Wednesday, April 3, 2024

The Logic Of Illogicality

I have a vision of life, and try to find equivalents for it in coin-operated machines, which often leave me feeling coconut. Even the hills are monologues whose wooded temples cry out for Apollinaire. The fights and conversations beyond the museum are a play about religion. I always keep a pattern handy in case of chaos. I occupy a zone of impartial ups and downs. By nothingness I mean the thing that nothing is. Everything that is not a thing becomes a thing by the quintessence of its qualia, its atoms & molecules, hardware & context. I drilled a parable in the waiting room. Several of the watercolors weren’t bad. I felt jolted into some new reality. My ascension began at 5 a.m. when I was delivering newspapers and saw my feet leave the ground. And as I approached the stratosphere, I could hear it: the chatter of meat arriving in heaven.

I learned to appreciate logic when the world broke apart. But I was so unfamiliar with its use that I'm not sure it was logic I was employing but something else that looked like logic, a legal loophole, perhaps, or a carefully calculated verisimilitude. Or maybe it was simply wishful thinking. We’re all delusional now. We’re doomed to spend our remaining years in a carnival funhouse. Knock a noise into astonishment and the outcome will be gravy. This is how impressionism began. Paint tubes and attitude. Justice will not be served until those who are unaffected are as outraged as those who are. Said Benjamin Franklin. Who invented the Franklin stove, urinary catheter, glass harmonica and bifocals. I found him stumbling around in a prose poem once. He’d tripped over a metonym and landed on a metaphor. I helped him up and he thanked me. What are you up to, I asked. I’m looking for some logic, but this appears to be the wrong address. It’s the right address, I said, but the wrong altitude. Welcome to Laputa. 

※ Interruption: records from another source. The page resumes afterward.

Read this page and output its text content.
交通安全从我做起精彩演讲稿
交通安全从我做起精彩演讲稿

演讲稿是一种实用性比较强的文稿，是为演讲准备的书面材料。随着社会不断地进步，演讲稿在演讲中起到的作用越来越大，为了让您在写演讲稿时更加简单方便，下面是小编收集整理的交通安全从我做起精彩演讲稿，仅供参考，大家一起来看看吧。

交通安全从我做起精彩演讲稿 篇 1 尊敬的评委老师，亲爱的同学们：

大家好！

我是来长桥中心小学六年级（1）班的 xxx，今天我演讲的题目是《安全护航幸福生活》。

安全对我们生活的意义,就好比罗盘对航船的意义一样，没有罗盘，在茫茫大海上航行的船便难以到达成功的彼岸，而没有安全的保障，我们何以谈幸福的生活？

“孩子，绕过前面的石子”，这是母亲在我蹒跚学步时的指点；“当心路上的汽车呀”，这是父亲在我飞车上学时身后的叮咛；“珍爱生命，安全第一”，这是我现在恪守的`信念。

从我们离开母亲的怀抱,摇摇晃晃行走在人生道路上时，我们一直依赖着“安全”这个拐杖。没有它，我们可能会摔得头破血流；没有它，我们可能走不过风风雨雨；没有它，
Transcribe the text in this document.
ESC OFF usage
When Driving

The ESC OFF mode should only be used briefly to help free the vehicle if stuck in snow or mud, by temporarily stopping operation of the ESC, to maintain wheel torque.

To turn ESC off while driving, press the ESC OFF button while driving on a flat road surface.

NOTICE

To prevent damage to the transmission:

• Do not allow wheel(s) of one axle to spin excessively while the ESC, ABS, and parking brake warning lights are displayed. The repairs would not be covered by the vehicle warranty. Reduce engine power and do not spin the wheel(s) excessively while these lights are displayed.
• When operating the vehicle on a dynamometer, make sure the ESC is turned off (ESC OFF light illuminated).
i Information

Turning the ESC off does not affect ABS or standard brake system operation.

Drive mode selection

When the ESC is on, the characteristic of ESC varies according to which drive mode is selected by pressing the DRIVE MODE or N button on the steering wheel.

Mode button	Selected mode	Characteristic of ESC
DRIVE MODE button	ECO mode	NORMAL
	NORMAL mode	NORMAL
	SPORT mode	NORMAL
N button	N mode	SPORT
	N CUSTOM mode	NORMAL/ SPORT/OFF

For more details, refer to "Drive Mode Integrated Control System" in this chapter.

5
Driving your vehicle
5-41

Logic is inadequate to tackle the problems of existence. Logic cannot explain a suicide or a coincidence. What logic can do is bring consistency to one’s thinking. But consistency does little to help thinking to think it’s thinking when it’s thinking in knots and columbines, like a physicist on a mountain meadow in the Swiss Alps trying to make sense of a poem by Percy Bysshe Shelley. Consistency is a dead end. It only exacerbates the quiver of the quixotic. It’s a lot like Kinbane Castle in Northern Ireland. It sits on a raggedy old rock confronting the batterings of the North Atlantic simply because this is where it happens to be, empty of people, empty of service, empty of purpose. But a defense, nevertheless. A defense against oblivion. A defense against utility. A defense against utopia. Every defense needs a defense. Defending the defenseless against the undefendable can be a questionable employment of time & resource, but a noble one.

Logic is at its most logical when it’s illogical. The logic of this is tablespoons. Think about the curvature and backdrop. The context and shoes. Is there a cowboy singing and playing guitar on a horse? If so, then the heliotrope is worth the strain, and the banana split is worth the calories.  There is, curiously, a fertile inconsistency to our opinions concerning X-rays. They’re a miracle of electromagnetic radiation, but all they reveal are bones. The logic of this is based on an understanding of French impressionism. One must wrestle the symptom to find the apparition. Every disease has a signature handle. Rheumatism, tourism, fauvism. I’ve been diagnosed with incurable logorrhea. I feel like an evergreen. All my needles are turning red, and when the wind shifts, I feel as if I could touch the pallor of calamity. But my sap is amber, & there’s logic in it.